We’ve all heard about how bad alcohol, cigarette smoking, marijuana, heroin etc. are for our health. We also know that they have a profound effect on our brain and its functional abilities. But do you know what exactly happens to your brain each time you take a swig of the Russian vodka or a puff of that Marlborough cigarette? Sure you feel elated or relaxed each time you indulge in such activities, this is because all drugs and alcoholic substances work by disrupting neurotransmission, basically acting like on and off switches within neural circuits in the brain. Sadly however, the fact is that the long term impact of these substances on your brain is nothing less than unfortunate. Here’s an outline on the effects of substance abuse on the structural anatomy of your master organ.
- Alcohol – causes shrinking of the brain and decreasing the amount of white matter (the portion of the brain which transmits information between the cells of the brain) causing accelerated aging related functional deterioration. There is also an associated decrease in the blood flow within specific areas of the brain associated with higher intellectual functions, balance and gait.

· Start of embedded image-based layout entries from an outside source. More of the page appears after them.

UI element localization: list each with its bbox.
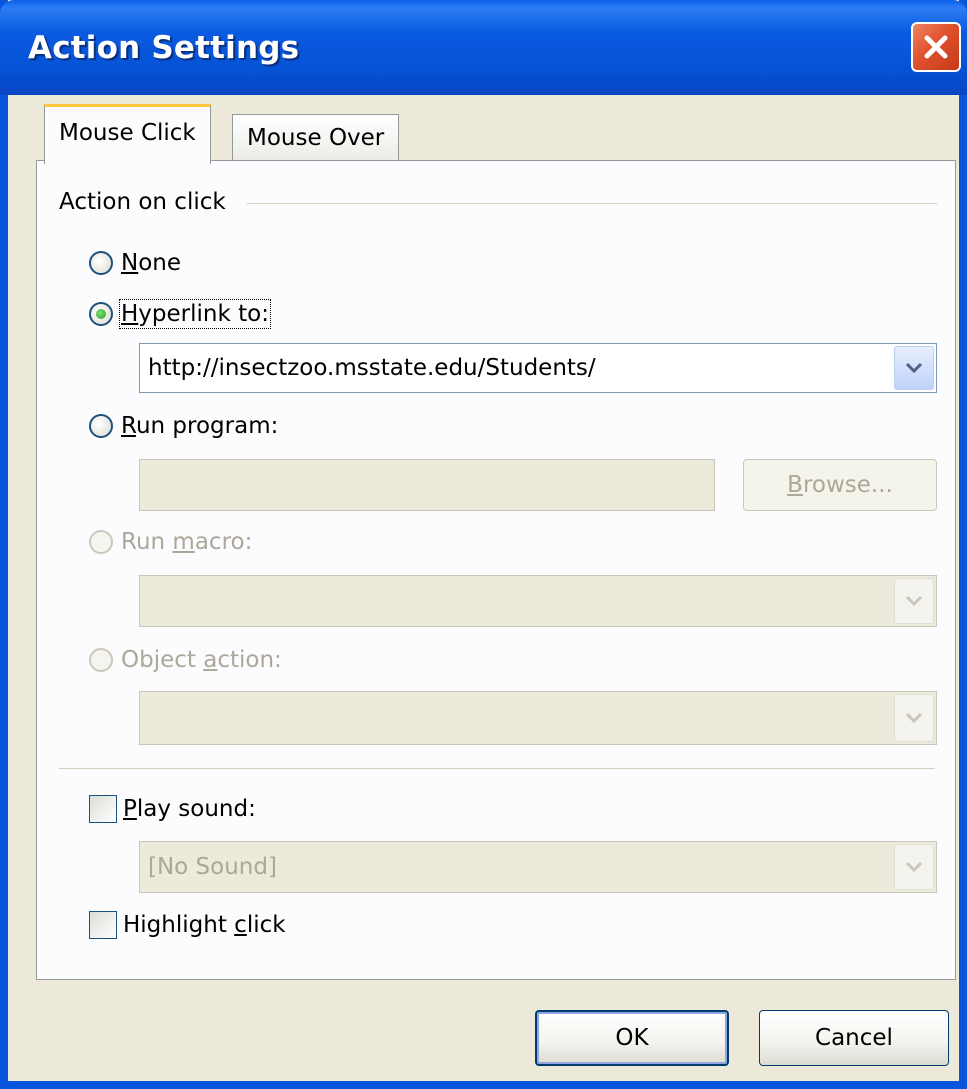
hyperlink-value: http://insectzoo.msstate.edu/Students/ — [148, 355, 596, 381]
group-label: Action on click — [59, 189, 234, 215]
chevron-down-icon — [905, 595, 923, 607]
run-macro-dropdown-button[interactable] — [894, 578, 934, 624]
chevron-down-icon — [905, 712, 923, 724]
sound-dropdown[interactable]: [No Sound] — [139, 841, 937, 893]
tab-mouse-click[interactable]: Mouse Click — [44, 104, 211, 164]
radio-none[interactable] — [89, 251, 113, 275]
radio-none-row[interactable]: None — [89, 246, 181, 280]
radio-object-action[interactable] — [89, 648, 113, 672]
highlight-click-label: Highlight click — [123, 912, 286, 938]
tab-mouse-over[interactable]: Mouse Over — [232, 114, 400, 162]
radio-run-program-label: Run program: — [121, 413, 279, 439]
run-macro-dropdown[interactable] — [139, 575, 937, 627]
title-bar[interactable]: Action Settings — [0, 0, 967, 95]
play-sound-label: Play sound: — [123, 796, 256, 822]
close-button[interactable] — [911, 22, 961, 72]
radio-object-action-row[interactable]: Object action: — [89, 643, 282, 677]
hyperlink-dropdown-button[interactable] — [894, 346, 934, 390]
hyperlink-dropdown[interactable]: http://insectzoo.msstate.edu/Students/ — [139, 343, 937, 393]
radio-hyperlink[interactable] — [89, 302, 113, 326]
play-sound-row[interactable]: Play sound: — [89, 791, 256, 827]
radio-run-macro-row[interactable]: Run macro: — [89, 525, 252, 559]
sound-dropdown-button[interactable] — [894, 844, 934, 890]
radio-hyperlink-row[interactable]: Hyperlink to: — [89, 297, 271, 331]
play-sound-checkbox[interactable] — [89, 795, 117, 823]
run-program-field[interactable] — [139, 459, 715, 511]
action-settings-dialog: Action Settings Mouse Click Mouse Over A… — [0, 0, 967, 1089]
radio-object-action-label: Object action: — [121, 647, 282, 673]
dialog-title: Action Settings — [28, 30, 300, 66]
radio-run-macro[interactable] — [89, 530, 113, 554]
browse-button[interactable]: Browse... — [743, 459, 937, 511]
cancel-button[interactable]: Cancel — [759, 1010, 949, 1066]
sound-value: [No Sound] — [148, 854, 277, 880]
ok-button[interactable]: OK — [535, 1010, 729, 1066]
highlight-click-checkbox[interactable] — [89, 911, 117, 939]
object-action-dropdown[interactable] — [139, 691, 937, 745]
chevron-down-icon — [905, 362, 923, 374]
group-divider — [247, 203, 937, 204]
highlight-click-row[interactable]: Highlight click — [89, 907, 286, 943]
close-icon — [924, 35, 948, 59]
radio-run-macro-label: Run macro: — [121, 529, 253, 555]
section-divider — [59, 768, 935, 769]
radio-run-program-row[interactable]: Run program: — [89, 409, 278, 443]
radio-none-label: None — [121, 250, 182, 276]
object-action-dropdown-button[interactable] — [894, 694, 934, 742]
radio-hyperlink-label: Hyperlink to: — [119, 299, 271, 329]
mouse-click-panel: Action on click None Hyperlink to: http:… — [36, 160, 956, 980]
radio-run-program[interactable] — [89, 414, 113, 438]
chevron-down-icon — [905, 861, 923, 873]
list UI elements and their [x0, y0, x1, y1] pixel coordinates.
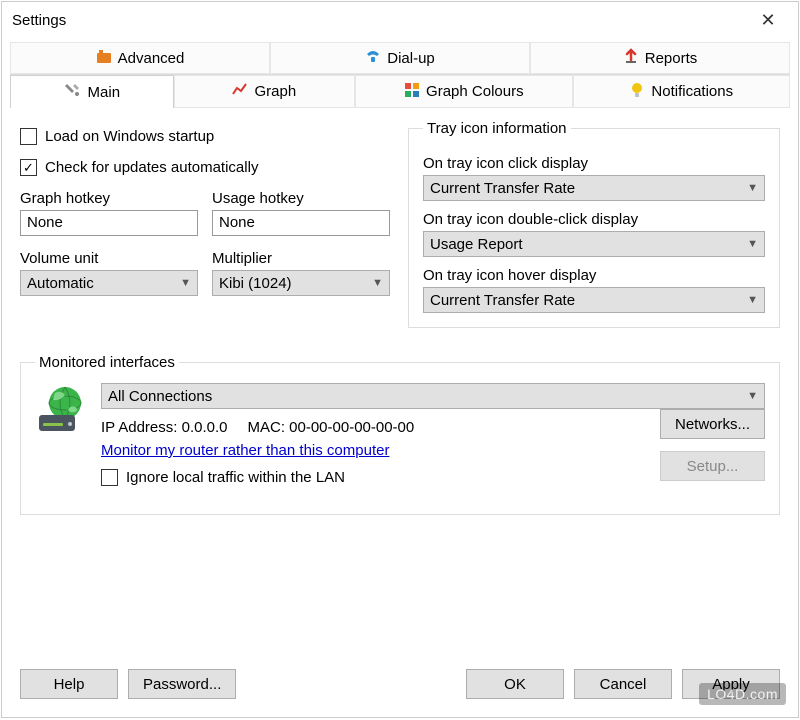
mac-address: MAC: 00-00-00-00-00-00 [247, 419, 414, 436]
multiplier-label: Multiplier [212, 250, 390, 267]
tray-hover-combo[interactable]: Current Transfer Rate ▼ [423, 287, 765, 313]
tray-dblclick-combo[interactable]: Usage Report ▼ [423, 231, 765, 257]
network-globe-icon [35, 383, 89, 437]
monitored-interfaces-group: Monitored interfaces [20, 354, 780, 515]
chevron-down-icon: ▼ [372, 277, 383, 289]
window-title: Settings [12, 12, 748, 29]
volume-unit-label: Volume unit [20, 250, 198, 267]
tab-dialup[interactable]: Dial-up [270, 42, 530, 74]
colours-icon [404, 82, 420, 102]
usage-hotkey-label: Usage hotkey [212, 190, 390, 207]
tab-label: Notifications [651, 83, 733, 100]
monitor-router-link[interactable]: Monitor my router rather than this compu… [101, 442, 389, 459]
checkbox-icon [20, 159, 37, 176]
ok-button[interactable]: OK [466, 669, 564, 699]
tray-icon-group: Tray icon information On tray icon click… [408, 120, 780, 328]
checkbox-icon [101, 469, 118, 486]
tab-label: Graph [254, 83, 296, 100]
connection-combo[interactable]: All Connections ▼ [101, 383, 765, 409]
combo-value: Usage Report [430, 236, 523, 253]
chevron-down-icon: ▼ [747, 182, 758, 194]
tab-advanced[interactable]: Advanced [10, 42, 270, 74]
tray-legend: Tray icon information [423, 120, 571, 137]
monitored-legend: Monitored interfaces [35, 354, 179, 371]
tab-label: Advanced [118, 50, 185, 67]
tab-label: Main [88, 84, 121, 101]
chevron-down-icon: ▼ [747, 390, 758, 402]
tray-click-label: On tray icon click display [423, 155, 765, 172]
checkbox-label: Load on Windows startup [45, 128, 214, 145]
combo-value: Current Transfer Rate [430, 292, 575, 309]
load-on-startup-checkbox[interactable]: Load on Windows startup [20, 128, 390, 145]
tab-main[interactable]: Main [10, 75, 174, 108]
dialup-icon [365, 48, 381, 68]
apply-button[interactable]: Apply [682, 669, 780, 699]
usage-hotkey-input[interactable]: None [212, 210, 390, 236]
volume-unit-combo[interactable]: Automatic ▼ [20, 270, 198, 296]
combo-value: Current Transfer Rate [430, 180, 575, 197]
tab-notifications[interactable]: Notifications [573, 75, 790, 108]
chevron-down-icon: ▼ [747, 294, 758, 306]
multiplier-combo[interactable]: Kibi (1024) ▼ [212, 270, 390, 296]
tab-graph[interactable]: Graph [174, 75, 356, 108]
checkbox-icon [20, 128, 37, 145]
tools-icon [64, 81, 82, 103]
chevron-down-icon: ▼ [747, 238, 758, 250]
chevron-down-icon: ▼ [180, 277, 191, 289]
checkbox-label: Check for updates automatically [45, 159, 258, 176]
graph-hotkey-label: Graph hotkey [20, 190, 198, 207]
close-icon[interactable]: ✕ [748, 10, 788, 31]
tab-label: Dial-up [387, 50, 435, 67]
setup-button[interactable]: Setup... [660, 451, 765, 481]
tab-label: Reports [645, 50, 698, 67]
combo-value: All Connections [108, 388, 212, 405]
reports-icon [623, 48, 639, 68]
help-button[interactable]: Help [20, 669, 118, 699]
graph-icon [232, 82, 248, 102]
ignore-lan-checkbox[interactable]: Ignore local traffic within the LAN [101, 469, 648, 486]
tab-label: Graph Colours [426, 83, 524, 100]
bulb-icon [629, 82, 645, 102]
networks-button[interactable]: Networks... [660, 409, 765, 439]
graph-hotkey-input[interactable]: None [20, 210, 198, 236]
password-button[interactable]: Password... [128, 669, 236, 699]
checkbox-label: Ignore local traffic within the LAN [126, 469, 345, 486]
cancel-button[interactable]: Cancel [574, 669, 672, 699]
check-updates-checkbox[interactable]: Check for updates automatically [20, 159, 390, 176]
tab-reports[interactable]: Reports [530, 42, 790, 74]
tray-dblclick-label: On tray icon double-click display [423, 211, 765, 228]
tab-graph-colours[interactable]: Graph Colours [355, 75, 572, 108]
tray-hover-label: On tray icon hover display [423, 267, 765, 284]
ip-address: IP Address: 0.0.0.0 [101, 419, 227, 436]
combo-value: Automatic [27, 275, 94, 292]
advanced-icon [96, 48, 112, 68]
combo-value: Kibi (1024) [219, 275, 292, 292]
tray-click-combo[interactable]: Current Transfer Rate ▼ [423, 175, 765, 201]
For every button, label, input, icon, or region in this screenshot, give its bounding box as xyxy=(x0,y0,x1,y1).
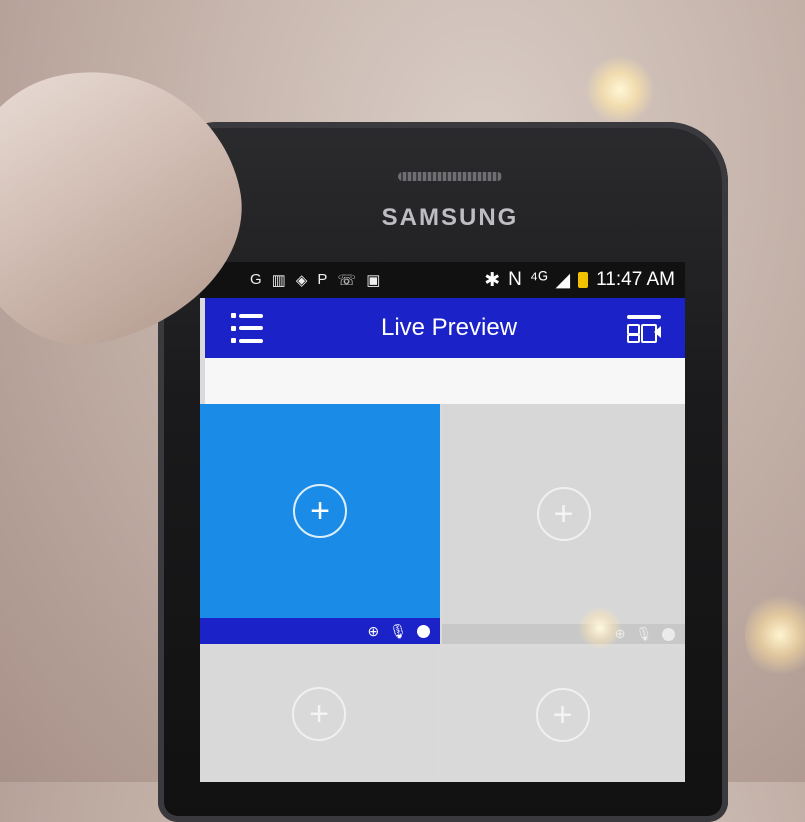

- Smoking – decreases blood supply to the brain by blocking arterial supply resulting in stroke which causes permanent damage due to ischemia and death of brain tissue. Additionally there is increased oxidative stress resulting in further direct organ damage.
- Marijuana – conflicting results have been reported however some studies have shown that long term marijuana use results in reduced neuronal connectivity and shrinkage of specific regions that are involved in memory, learning and impulse control. Additionally age-related loss of hippocampal neurons is hastened which further complicates learning and memory.
- Cocaine – causes loss of neuronal cells due to up regulation of self-destructing processes within the brain. This overactive autophagy or cell suicide results in a reduction in brain mass and volume.
- Heroin – accelerates aging resulting in a brain that is structurally similar to that of an Alzheimer’s patient. It also causes degeneration and spongification of brain tissue. Importantly it causes temporary oxygen deprivation which is lethal to brain tissue causing irreversible nervous deficits in affected areas.